The gap is clear: consumer credit is up nearly 300 per cent over the last six years alone, hitting around 23.5 trillion yuan ($3.41 trillion) in October.
This is set to more than double over the next five years to nearly 53 trillion yuan, according to consultancy Mintel.
While mortgages are the lion’s share of household debt, credit card and consumer loans have shot up from just 4.6 per cent of household debt in 2015 to 16 per cent now, BMI Research shows.
“The young generation today has a totally different attitude to my generation,” said Ma’s grandmother, Wei Chunyin, 76. She grew up in the 1960s and said she was in debt just once – for 100 yuan, the equivalent today of $14.50.
“We were very economical and hardworking,” she said. “Clothing was just to wear, and we wouldn’t even really eat snacks, just food from our unit,” she said, referring to her workplace.

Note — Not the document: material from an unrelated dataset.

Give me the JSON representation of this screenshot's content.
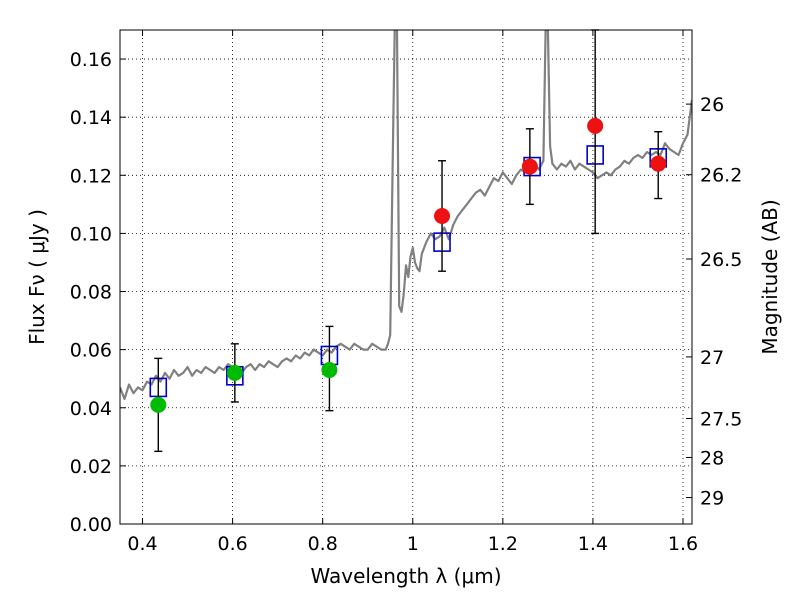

Ma’s generation is the first in China’s modern history to be raised in relative prosperity and social stability.
They are better educated and already more affluent than their elders. Boston Consulting Group and AliResearch said they are expected to drive 65 per cent of consumption growth until 2020, when they will make up around 53 per cent of total consumption spending, up from 45 per cent now.
“Understanding their mindset is critical and anybody ignores them at their peril,” Yum China Holdings Inc head Micky Pant said in an interview.
Their potential has not been lost on the banks, with some specifically targeting them for loans.
“Internally our appraisals are skewed towards the young consumer groups. For example, front-line sales staff get a bonus 1.3 times the normal level if they sign a young customer,” said a banker in the credit card department of China Merchants Bank, a leading credit card provider.
“So everyone is out looking for youngster to sign up.” Asked about the strategy, CMB said it has many credit card products that are welcomed by young people.
Bankers said lenders often know millennials have doting parents to fall back on in a pinch.
“Taking a darker read on it, the parents of the post-90s generation – who were born in the 60s or 70s – haven’t yet retired, and are financially pretty secure,” said a debt collector in the credit card department of a listed city bank.
Like other parents in China, Ma’s mother and father, a nurse and government officer at the local Meteorological Administration respectively, are resigned to supporting their son financially for now – even if he defaults.
Ma’s mother, Zhen Yinchun, said that when she was young she saved around one-third of her income because there was little to spend it on, in contrast to her son. It is a running joke in the family whether Ma will return any money he has borrowed, she said.
“I’ll say it’s a loan and he’ll agree. But up to now he’s never paid anything back,” she said.